In the past few months, video application zoom has become very popular as many Ugandans have turned to virtual meetings as a replacement for physical meetings. Other tools such as skype, Microsoft Teams and others are also popular.
When done right, online meetings can yield results, just like physical meetings, even with added advantage like cutting down on logistics.
On March 26, Kampala International University held its monthly senate meeting online. Mouhamad Mpezamihigo, the University Vice Chancellor, who chaired the meeting, said they have had to quickly adapt to ensure continuity of university business amid the lockdown where administrators cannot convene in person.
Familiarity with software
Mpezamihigo says it is important to orient the team so that everyone is conversant with the software to be used for the meeting and how to navigate it to avoid disruptions during the meeting. “We did a mock online meeting on Tuesday [two days prior]. The Tuesday meeting helped us to flash out a few of the hitches. Some colleagues had never had to use the online facility… we did a mock and people expressed their concerns. One key issue is how to share documents, which again we trained our people on how to share screens.” he says.
Keep team engaged
Working remotely, especially for virtual meetings, can easily become boring and participants can get distracted with things like responding to emails and messages, browsing the internet and watching videos.
It is advisable to keep presentations as short as possible.
According to Mpezamihigo, establishing a warm relationship with the team makes for a successful online meeting. This can be done through using video as opposed to only audio so that all participants can relate visually, and be in position to read expressions. Videos also reduce careless interruptions.
Sam Agona, an IT professional, agrees with the VC. “You can do a voice conversation without images but you can also do a video conversation, which is very good,” he says.
According to Harvard Business Review study on virtual meetings, it is important to create a warm and comfortable environment when facilitating an online meeting. It fosters trust. Calling participants by name, making eye contact by looking direct into the camera as opposed to the screen helps create a connection with the participants and thus makes them more comfortable to actively participate.
Clarifying the objectives of the meeting so that participants are at par with the proceedings, apportioning responsibilities as well as laying ground rules also help in keeping the meeting on track.
Asking for feedback is an effective way to get everyone participating. “You sort of ask for comments and if a member is not making any submission, you call upon him or her to give a comment,” Mpezamihigo advises.
He adds: “We create a real work environment, we follow an agenda, opening prayer, comments, and any other issues.

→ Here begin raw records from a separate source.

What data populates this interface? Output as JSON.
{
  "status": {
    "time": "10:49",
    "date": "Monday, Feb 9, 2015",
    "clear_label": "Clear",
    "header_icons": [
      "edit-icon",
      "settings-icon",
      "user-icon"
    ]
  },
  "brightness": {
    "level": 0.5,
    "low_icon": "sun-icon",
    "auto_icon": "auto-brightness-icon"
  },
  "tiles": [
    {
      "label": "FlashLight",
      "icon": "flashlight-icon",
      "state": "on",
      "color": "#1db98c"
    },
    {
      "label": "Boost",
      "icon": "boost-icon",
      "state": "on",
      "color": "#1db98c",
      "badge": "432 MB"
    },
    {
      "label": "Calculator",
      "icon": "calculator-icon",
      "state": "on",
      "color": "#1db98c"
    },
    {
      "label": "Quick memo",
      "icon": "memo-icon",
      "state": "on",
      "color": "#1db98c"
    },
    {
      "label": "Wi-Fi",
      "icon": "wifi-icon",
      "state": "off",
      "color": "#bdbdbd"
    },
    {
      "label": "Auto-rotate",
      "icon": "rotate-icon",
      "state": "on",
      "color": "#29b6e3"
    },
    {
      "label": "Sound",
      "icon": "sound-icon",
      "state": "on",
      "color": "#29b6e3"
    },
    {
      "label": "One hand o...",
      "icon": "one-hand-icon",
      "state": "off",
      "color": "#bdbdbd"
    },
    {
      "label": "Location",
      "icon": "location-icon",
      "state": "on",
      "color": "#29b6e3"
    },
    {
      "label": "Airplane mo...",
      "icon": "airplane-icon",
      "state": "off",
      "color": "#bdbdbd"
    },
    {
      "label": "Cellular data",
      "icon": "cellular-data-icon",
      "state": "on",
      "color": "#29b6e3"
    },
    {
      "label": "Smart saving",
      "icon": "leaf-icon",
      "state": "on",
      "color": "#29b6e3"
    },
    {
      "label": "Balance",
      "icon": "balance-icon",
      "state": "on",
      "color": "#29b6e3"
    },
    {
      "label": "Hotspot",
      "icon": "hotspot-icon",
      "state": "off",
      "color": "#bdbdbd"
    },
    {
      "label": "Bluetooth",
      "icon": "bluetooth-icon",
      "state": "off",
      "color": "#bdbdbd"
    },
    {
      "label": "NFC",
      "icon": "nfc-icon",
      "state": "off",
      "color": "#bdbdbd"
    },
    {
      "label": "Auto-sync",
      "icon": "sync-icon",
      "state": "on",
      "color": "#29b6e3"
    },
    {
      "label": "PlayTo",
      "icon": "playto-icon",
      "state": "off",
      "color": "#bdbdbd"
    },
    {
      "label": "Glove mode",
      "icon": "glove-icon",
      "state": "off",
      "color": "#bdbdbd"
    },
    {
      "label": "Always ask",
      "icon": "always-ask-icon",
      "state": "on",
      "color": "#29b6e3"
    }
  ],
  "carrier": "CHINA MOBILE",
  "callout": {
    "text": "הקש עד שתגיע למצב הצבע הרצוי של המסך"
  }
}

We have an agenda which is circulated in advance, like a week before.”
Mpezamihigo advises that employees should know that even when working remotely, they are expected to deliver excellently so they should prepare adequately and have presentations in order.
When the countrywide power outage happened last month, I was following a live video chat on social media, and many of the participants lost connection. Although these technical glitches cannot be completely avoided, it is important to be more prepared. When in an area with unstable power supply, it is critical to have a backup source of power, if possible, an automatic one. This will save you missing out on parts of the meeting.
Sam Agon, an IT professional advises that it is important to have an intelligent software and know how to comfortably navigate it.
“The importance of having a password is to ensure security and it must be kept private and shared in a safe manner like through Email to avoid security breaches,” Agona says.
He adds that it is crucial to have a software that gives options for different modes of engagement such as one that enables presentations and screen sharing to make the meeting more interactive. “Some software like zoom give the host an option to mute all microphones for all participants and only allow when one is relaying something. People are at home right now, children playing in the background, this helps control background noise.”
The muting option prevents people from talking over each other, which is a common distraction in many meetings.
Minutes and follow-ups
Every meeting is called with an objective and therefore it is important for deliberations and decisions reached to be documented and action to be taken clearly stipulated.
“At the end of the meetings, we develop an action sheet and review it at the subsequent meeting to track implementation. We also record our meetings for future reference,” Mpezamihigo says.
Virtual meetings etiquette
•Avoid multitasking: responding to an email or browsing is likely to distract you and you might miss important information. Ground rules like having phones off can help with this.
•Avoid making long presentations.
•Look at the camera, not the screen, this shows you are speaking to the rest of the team and not just yourself.
•Dress appropriately: It is important to know the people you’ll be engaging and dress up appropriately.
•Choose a quiet and well-lit room, preferably carpeted or with long curtains. This will enable others to see you clearly and also give good audio with no echo.
•Mute your microphone when not talking to avoid background noise.
•Log in earlier. It helps one settle in and address any hitches, find a good background, etc.
•Introduce yourself: This is mostly applicable for meetings without video. It helps other participants identify and establish a connection for a productive meeting.